Vous êtes concerné si, au moment du départ, vous avez été résident fiscal français au moins 6 des 10 dernières années ET que vous détenez des participations remplissant l'un de ces seuils :
- une valeur globale de titres supérieure à 800 000 €, OU
- au moins 50 % des bénéfices d'une société.
En dessous de ces seuils, l'exit tax ne s'applique pas. Elle vise donc surtout les entrepreneurs, dirigeants et détenteurs de participations importantes — un profil fréquent parmi ceux qui créent une société à Dubaï.
Le cas particulier de Dubaï
Point clé : le traitement diffère selon la destination.
- Pour un départ dans l'UE ou l'EEE, le sursis de paiement est automatique, sans garantie.
- Pour un départ vers un pays hors UE/EEE comme les Émirats, un sursis de paiement reste possible, mais l'administration peut exiger la constitution de garanties (nantissement, caution) pour couvrir l'impôt en attente.
Autrement dit : vous ne payez pas forcément tout de suite, mais vous devez déclarer et parfois garantir. Le non-respect des obligations déclaratives peut déclencher l'exigibilité immédiate.
Comment l'impôt peut disparaître
Bonne nouvelle : l'exit tax n'est pas toujours définitive. L'impôt sur les plus-values latentes peut être dégrevé (annulé) si vous conservez vos titres au-delà d'un certain délai de détention après le départ (les règles de délai ont évolué selon les périodes de départ). En clair, si vous ne vendez pas juste après avoir quitté la France et que vous respectez vos obligations, la charge peut finir par tomber.
⚠️ Les délais et modalités ont changé plusieurs fois : vérifiez le régime applicable à VOTRE date de départ avec un professionnel.
Comment l'anticiper
- Faites l'inventaire de vos participations et estimez si vous dépassez les seuils.
- Consultez un avocat fiscaliste AVANT le départ — c'est le moment où l'optimisation est possible, pas après.
- Préparez les déclarations (formulaires spécifiques à joindre à votre déclaration de revenus l'année du départ).
- Anticipez les garanties éventuelles pour le sursis.
- Documentez la réalité de votre installation à Dubaï (la résidence fiscale doit être réelle — voir résidence fiscale et France).
À combiner avec nos guides fiscalité à Dubaï et impôt sur le revenu.
Les erreurs à éviter
- Ignorer l'exit tax et découvrir le problème après le départ (trop tard pour optimiser).

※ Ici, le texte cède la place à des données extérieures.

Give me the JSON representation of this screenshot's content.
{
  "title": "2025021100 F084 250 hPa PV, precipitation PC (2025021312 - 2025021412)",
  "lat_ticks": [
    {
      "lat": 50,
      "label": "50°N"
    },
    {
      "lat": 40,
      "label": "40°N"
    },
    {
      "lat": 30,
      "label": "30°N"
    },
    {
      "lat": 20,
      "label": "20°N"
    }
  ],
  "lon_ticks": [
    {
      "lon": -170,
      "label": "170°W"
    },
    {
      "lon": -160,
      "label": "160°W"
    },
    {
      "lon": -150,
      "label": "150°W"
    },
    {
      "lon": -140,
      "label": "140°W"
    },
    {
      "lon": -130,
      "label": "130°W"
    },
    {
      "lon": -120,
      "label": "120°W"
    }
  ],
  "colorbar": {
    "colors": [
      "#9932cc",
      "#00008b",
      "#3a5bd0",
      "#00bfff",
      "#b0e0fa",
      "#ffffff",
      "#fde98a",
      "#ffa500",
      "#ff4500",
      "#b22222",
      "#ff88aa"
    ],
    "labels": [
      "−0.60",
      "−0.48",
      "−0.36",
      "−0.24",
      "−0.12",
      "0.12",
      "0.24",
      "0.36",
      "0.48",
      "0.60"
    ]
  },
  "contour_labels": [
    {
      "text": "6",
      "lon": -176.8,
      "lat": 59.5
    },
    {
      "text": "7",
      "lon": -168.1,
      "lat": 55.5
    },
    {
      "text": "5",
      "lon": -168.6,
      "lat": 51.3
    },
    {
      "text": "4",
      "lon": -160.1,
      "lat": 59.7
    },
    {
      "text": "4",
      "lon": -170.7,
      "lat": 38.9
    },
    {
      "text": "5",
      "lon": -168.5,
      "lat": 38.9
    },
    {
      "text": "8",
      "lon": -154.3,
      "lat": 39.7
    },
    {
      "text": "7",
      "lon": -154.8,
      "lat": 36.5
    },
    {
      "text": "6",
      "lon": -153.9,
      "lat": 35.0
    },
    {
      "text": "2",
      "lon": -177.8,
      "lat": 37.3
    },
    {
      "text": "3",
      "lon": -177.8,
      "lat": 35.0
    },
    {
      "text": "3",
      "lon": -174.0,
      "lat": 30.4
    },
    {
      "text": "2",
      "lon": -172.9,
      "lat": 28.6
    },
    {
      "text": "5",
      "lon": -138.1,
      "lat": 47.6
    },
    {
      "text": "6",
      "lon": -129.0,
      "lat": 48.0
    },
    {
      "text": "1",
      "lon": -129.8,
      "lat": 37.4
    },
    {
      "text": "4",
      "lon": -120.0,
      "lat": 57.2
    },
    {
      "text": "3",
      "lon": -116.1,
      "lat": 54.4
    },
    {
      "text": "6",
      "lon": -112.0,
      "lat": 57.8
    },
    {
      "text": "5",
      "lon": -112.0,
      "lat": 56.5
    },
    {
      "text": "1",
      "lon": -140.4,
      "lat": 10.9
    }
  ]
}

- Oublier les obligations déclaratives — elles conditionnent le sursis.
- Vendre trop vite ses titres après le départ, ce qui rend l'impôt exigible.
- Croire qu'une résidence fictive suffit — le fisc contrôle la réalité de l'expatriation, avec des pénalités lourdes en cas de requalification.
Sources officielles
Service-Public / impots.gouv.fr — Exit tax (transfert du domicile fiscal) ↗Légifrance — Article 167 bis du Code général des impôts ↗Questions fréquentes
Qui doit payer l'exit tax en partant pour Dubaï ?
Les personnes qui ont été résidentes fiscales françaises au moins 6 des 10 dernières années et qui détiennent, au départ, des participations d'une valeur supérieure à 800 000 € ou représentant au moins 50 % des bénéfices d'une société. En dessous de ces seuils, l'exit tax ne s'applique pas.
Doit-on payer l'exit tax immédiatement en partant à Dubaï ?
Pas nécessairement. Un sursis de paiement est possible, mais pour un départ hors UE/EEE comme les Émirats, l'administration peut exiger des garanties. Vous devez dans tous les cas déclarer vos plus-values latentes l'année du départ.
L'exit tax est-elle définitive ?
Non. L'impôt sur les plus-values latentes peut être dégrevé si vous conservez vos titres au-delà d'un certain délai après le départ et respectez vos obligations déclaratives. Les délais ont varié selon les périodes ; vérifiez le régime applicable à votre date de départ.
Comment anticiper l'exit tax ?
Faites l'inventaire de vos participations, consultez un avocat fiscaliste AVANT de partir, préparez les déclarations spécifiques et anticipez d'éventuelles garanties. L'optimisation se fait avant le départ, pas après.